Along with the dwindling number of females in cabinet and boardrooms, Aussie women who graduated with the same degree, and joined the same company continue to earn substantially less than men at every level.
Last November, figures released from Australia's Workplace Gender Equality Agency revealed a gender pay gap of 23 percent, with disparity existing even if a woman does exactly the same work as a male colleague in the same workplace.
Since then a number of companies have got to work in addressing the issue, by taking various approaches including the introduction of pay transparency.
"While today's female professionals have more opportunities available to them -- the pay disparity continues which highlights the need for companies to take action," Nicole Gorton, director of specialised recruitment company, Robert Half Australia told The Huffington Post Australia.
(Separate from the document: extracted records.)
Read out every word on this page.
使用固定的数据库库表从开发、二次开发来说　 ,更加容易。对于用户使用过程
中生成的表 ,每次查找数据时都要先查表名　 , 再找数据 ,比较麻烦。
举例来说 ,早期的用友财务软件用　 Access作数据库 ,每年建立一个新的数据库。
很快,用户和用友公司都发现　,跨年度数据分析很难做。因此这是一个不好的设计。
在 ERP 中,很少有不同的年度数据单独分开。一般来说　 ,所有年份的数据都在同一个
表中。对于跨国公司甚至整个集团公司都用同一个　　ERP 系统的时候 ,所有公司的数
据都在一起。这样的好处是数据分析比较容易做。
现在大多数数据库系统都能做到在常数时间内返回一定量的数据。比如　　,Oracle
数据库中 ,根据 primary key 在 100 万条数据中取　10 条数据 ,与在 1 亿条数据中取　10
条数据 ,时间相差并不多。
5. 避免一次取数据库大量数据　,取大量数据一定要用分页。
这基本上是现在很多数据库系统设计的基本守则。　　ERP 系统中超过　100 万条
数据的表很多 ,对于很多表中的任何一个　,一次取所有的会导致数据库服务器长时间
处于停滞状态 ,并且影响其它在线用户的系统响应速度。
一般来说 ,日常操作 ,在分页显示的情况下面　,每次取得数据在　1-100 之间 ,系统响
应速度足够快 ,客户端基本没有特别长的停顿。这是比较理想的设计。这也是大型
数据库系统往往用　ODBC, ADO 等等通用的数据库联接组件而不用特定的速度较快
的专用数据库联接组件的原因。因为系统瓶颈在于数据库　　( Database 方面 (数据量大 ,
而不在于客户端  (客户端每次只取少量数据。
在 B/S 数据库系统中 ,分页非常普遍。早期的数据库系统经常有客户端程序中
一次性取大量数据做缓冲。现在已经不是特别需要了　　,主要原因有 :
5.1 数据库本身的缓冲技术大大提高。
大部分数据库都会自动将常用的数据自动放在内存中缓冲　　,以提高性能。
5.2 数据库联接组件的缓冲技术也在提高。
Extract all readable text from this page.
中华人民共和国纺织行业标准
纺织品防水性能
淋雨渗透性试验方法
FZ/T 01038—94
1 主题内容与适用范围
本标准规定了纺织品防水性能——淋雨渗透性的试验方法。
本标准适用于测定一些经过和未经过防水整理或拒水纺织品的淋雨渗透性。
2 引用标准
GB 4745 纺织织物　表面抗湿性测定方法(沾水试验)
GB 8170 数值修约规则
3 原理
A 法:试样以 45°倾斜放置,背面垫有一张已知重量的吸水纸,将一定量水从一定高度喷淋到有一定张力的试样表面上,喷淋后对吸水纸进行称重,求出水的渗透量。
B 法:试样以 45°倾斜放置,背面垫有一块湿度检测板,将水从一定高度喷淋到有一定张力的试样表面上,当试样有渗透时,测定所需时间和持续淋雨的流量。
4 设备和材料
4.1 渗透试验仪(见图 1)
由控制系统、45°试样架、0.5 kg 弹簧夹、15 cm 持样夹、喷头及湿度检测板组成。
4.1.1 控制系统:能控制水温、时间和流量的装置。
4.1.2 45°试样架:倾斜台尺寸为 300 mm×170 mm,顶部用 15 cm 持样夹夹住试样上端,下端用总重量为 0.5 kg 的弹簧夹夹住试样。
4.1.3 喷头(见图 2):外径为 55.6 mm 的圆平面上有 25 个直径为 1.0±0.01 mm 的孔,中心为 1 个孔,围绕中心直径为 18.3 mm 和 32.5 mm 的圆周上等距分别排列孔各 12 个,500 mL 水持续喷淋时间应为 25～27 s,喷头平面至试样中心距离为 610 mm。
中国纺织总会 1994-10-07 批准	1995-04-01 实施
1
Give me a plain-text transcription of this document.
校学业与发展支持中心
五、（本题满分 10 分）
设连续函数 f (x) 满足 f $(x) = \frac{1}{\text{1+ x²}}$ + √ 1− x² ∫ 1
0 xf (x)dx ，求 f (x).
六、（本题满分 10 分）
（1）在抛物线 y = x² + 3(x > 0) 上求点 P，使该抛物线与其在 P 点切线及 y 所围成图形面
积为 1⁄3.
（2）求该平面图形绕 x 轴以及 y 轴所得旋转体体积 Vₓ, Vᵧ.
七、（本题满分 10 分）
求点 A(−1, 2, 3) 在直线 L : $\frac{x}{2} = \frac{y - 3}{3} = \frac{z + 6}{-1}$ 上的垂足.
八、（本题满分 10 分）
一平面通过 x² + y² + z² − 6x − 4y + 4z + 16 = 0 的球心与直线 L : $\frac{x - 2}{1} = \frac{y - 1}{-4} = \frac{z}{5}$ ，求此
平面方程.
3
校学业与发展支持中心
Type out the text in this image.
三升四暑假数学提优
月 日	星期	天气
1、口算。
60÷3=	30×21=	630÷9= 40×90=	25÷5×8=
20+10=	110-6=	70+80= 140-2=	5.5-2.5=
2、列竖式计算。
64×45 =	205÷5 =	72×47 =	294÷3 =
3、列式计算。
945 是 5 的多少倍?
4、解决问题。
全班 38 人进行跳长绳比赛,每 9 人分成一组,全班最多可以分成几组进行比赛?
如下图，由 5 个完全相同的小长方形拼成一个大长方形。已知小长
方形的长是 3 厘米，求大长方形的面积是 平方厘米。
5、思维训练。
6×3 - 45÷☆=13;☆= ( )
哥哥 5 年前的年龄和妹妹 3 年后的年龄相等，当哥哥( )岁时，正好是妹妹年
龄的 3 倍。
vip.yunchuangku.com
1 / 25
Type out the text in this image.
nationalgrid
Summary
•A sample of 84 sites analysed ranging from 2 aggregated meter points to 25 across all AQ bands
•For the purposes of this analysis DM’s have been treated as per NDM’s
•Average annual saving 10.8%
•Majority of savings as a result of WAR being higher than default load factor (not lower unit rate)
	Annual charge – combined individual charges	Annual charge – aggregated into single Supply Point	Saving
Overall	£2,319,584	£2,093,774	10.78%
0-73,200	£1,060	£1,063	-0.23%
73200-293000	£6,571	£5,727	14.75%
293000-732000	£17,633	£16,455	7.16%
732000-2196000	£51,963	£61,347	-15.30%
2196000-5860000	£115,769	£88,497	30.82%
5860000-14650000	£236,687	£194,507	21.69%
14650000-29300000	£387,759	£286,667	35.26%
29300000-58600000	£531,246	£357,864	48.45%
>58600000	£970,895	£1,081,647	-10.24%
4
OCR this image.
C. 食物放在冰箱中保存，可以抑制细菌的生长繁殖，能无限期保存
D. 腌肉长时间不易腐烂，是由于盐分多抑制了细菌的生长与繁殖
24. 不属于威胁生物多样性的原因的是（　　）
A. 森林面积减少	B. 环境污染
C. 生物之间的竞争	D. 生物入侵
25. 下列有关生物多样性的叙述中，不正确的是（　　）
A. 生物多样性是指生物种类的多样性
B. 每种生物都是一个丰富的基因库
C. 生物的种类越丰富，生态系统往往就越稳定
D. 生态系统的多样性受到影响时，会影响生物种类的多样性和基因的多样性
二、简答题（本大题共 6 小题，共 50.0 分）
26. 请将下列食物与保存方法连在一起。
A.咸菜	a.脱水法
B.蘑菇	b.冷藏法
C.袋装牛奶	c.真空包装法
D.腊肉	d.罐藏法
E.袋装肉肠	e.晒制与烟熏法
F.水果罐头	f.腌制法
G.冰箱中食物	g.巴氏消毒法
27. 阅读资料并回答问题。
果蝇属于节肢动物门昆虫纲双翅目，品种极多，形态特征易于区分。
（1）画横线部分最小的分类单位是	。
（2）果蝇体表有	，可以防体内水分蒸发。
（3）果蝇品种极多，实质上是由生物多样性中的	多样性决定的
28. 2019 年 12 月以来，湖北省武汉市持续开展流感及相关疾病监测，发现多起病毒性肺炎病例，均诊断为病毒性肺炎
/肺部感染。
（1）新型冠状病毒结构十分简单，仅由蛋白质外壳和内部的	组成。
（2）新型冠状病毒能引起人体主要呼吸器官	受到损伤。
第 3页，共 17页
Under the current Fair Work Act 2009 there are restrictions on private sector employees' rights to disclose a broad range of information about the employee's pay or earnings with co-workers.
Naturally, this creates a culture of 'salary secrecy', Gorton explains.
As a result, individual agreements allow for salary level discrepancies to arise among male and female employees.
So what's being done on the ground?
Robert Half recently asked 100 Australian HR managers what measures their company is taking with the aim to close the gender pay gap.
They found one in three Australian HR managers are implementing pay transparency, while more than a quarter are undertaking salary audits. And a similar proportion (27 percent) are currently monitoring promotions and pay rises.
Encouragingly (er, or not) only three percent say they are taking no measures at all.
The bottom line? Women need a raise.